Primary database in EU (Frankfurt). Backups in US-East, encrypted at rest. Audit logs kept 12 months, then purged.

Your rights

Export, correct, or delete your data anytime — Settings → Data. GDPR subject access requests handled within 30 days. Contact privacy@ibhq.io.

02 · Terms

Terms of Service

Last updated · April 1, 2026
Use IBHQ to run your IB business. Don't use it to spam, defraud, or break the law. Pay your USDT invoice on time. We keep the lights on; you keep the operation clean.

1. The service

IBHQ Labs Ltd. ("IBHQ", "we") provides a software platform for Introducing Brokers. You ("operator", "customer") use it through a tenant account that you create.

2. Your responsibilities

  • You are responsible for the legality of the leads you import and the messages you send.
  • You are responsible for complying with Telegram's terms. IBHQ's pacing engine helps — it does not guarantee.
  • You are responsible for the broker association disclosures you make to your leads.
  • You keep your USDT wallet, seed phrases, and tenant credentials safe. We can't recover them for you.

3. Payments

Billing is in USDT only (ERC-20, TRC-20, or BEP-20). Invoices issued monthly or yearly in advance. Late payment past 7 days: read-only tenant; past 30 days: suspended; past 90 days: deleted.

4. Warranty disclaimer

IBHQ is provided "as is". Trading involves risk. Nothing in the product is financial advice.
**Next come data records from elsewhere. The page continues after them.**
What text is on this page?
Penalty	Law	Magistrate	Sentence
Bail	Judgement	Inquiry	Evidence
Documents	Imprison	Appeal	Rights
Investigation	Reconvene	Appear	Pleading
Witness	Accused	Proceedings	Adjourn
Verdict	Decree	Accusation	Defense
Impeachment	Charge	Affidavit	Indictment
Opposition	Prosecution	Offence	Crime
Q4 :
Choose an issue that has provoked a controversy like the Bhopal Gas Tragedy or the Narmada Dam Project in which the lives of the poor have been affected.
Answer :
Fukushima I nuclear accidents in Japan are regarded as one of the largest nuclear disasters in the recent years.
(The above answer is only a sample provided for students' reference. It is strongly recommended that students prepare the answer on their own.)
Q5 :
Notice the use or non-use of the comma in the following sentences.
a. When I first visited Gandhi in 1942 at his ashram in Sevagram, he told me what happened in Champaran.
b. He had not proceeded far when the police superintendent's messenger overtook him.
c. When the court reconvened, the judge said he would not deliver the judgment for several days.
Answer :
5. Limitation of liability

Our total liability is capped at fees paid in the preceding 12 months. Not responsible for Telegram account bans, broker decisions, or subscriber outcomes.

6. Termination

Either side, any time, 30 days' notice. We'll export your data on request for 30 days after. After that, everything is deleted.

03 · Cookies

Cookie Policy

Last updated · April 1, 2026
Two cookies: one to keep you logged in, one to remember your theme preference. No ad tracking.

Essential cookies

  • ibhq_session — authentication, 30 days.
  • ibhq.theme — remembers light/dark/auto, forever (localStorage).

Analytics

We use self-hosted Plausible Analytics. No cross-site tracking, no third-party cookies, no personal identifiers.

Third parties

None that set cookies in your browser.

04 · DPA

Data Processing Addendum

Last updated · April 1, 2026
If you're on Operator or Fleet and process EU personal data through IBHQ, this DPA is the contract between us for how we handle that data. Mail legal@ibhq.io for a signed copy.

Subprocessors

  • AWS (Frankfurt) — primary infrastructure.
  • Cloudflare — edge, WAF.
  • Postmark — transactional email.
  • OpenAI / Anthropic — AI rewrite & reply-suggestion features (zero-retention agreements in place).

Security measures

  • TLS 1.3 in transit. AES-256 at rest.
  • SOC 2 Type II (audit annually).
  • Encrypted backups, separate region.
  • Principle of least privilege. No plaintext message content accessible to staff.

Breach notification

We notify affected tenants within 72 hours of confirmed breach. Full postmortem published publicly within 30 days.

05 · Security

Security

Accounts

  • Passwordless auth (email magic link) or SSO (Operator & Fleet).
  • Two-factor authentication via TOTP or hardware key.
  • Session binding to device; new device = new login.

Data

  • Row-level multi-tenancy. A tenant cannot read another tenant's data.
  • Telegram session files encrypted with per-tenant keys.
  • Database snapshots taken every 4 hours, retained 14 days.

Disclosure

Security bugs: security@ibhq.io. Reports acknowledged within 24 hours, paid bounty up to 5,000 USDT.

06 · Acceptable use

Acceptable Use

IBHQ is a tool for running a legitimate IB business. If you use it to defraud, spam outside your audience, or evade sanctions, we will close your tenant without refund.

Not allowed

  • Impersonating a broker, an exchange, or IBHQ itself.
  • Promoting unregistered securities or pump-and-dump schemes.
  • Importing lead lists obtained through data breaches or purchased from brokers.
  • Cold-messaging minors.
  • Operating in OFAC-sanctioned jurisdictions.

We reserve the right to…

  • Throttle sender velocity per account if Telegram flags begin to spike.
  • Suspend campaigns that produce a complaint rate above 2%.
  • Close tenants that violate this policy, with pro-rated refund for unused period.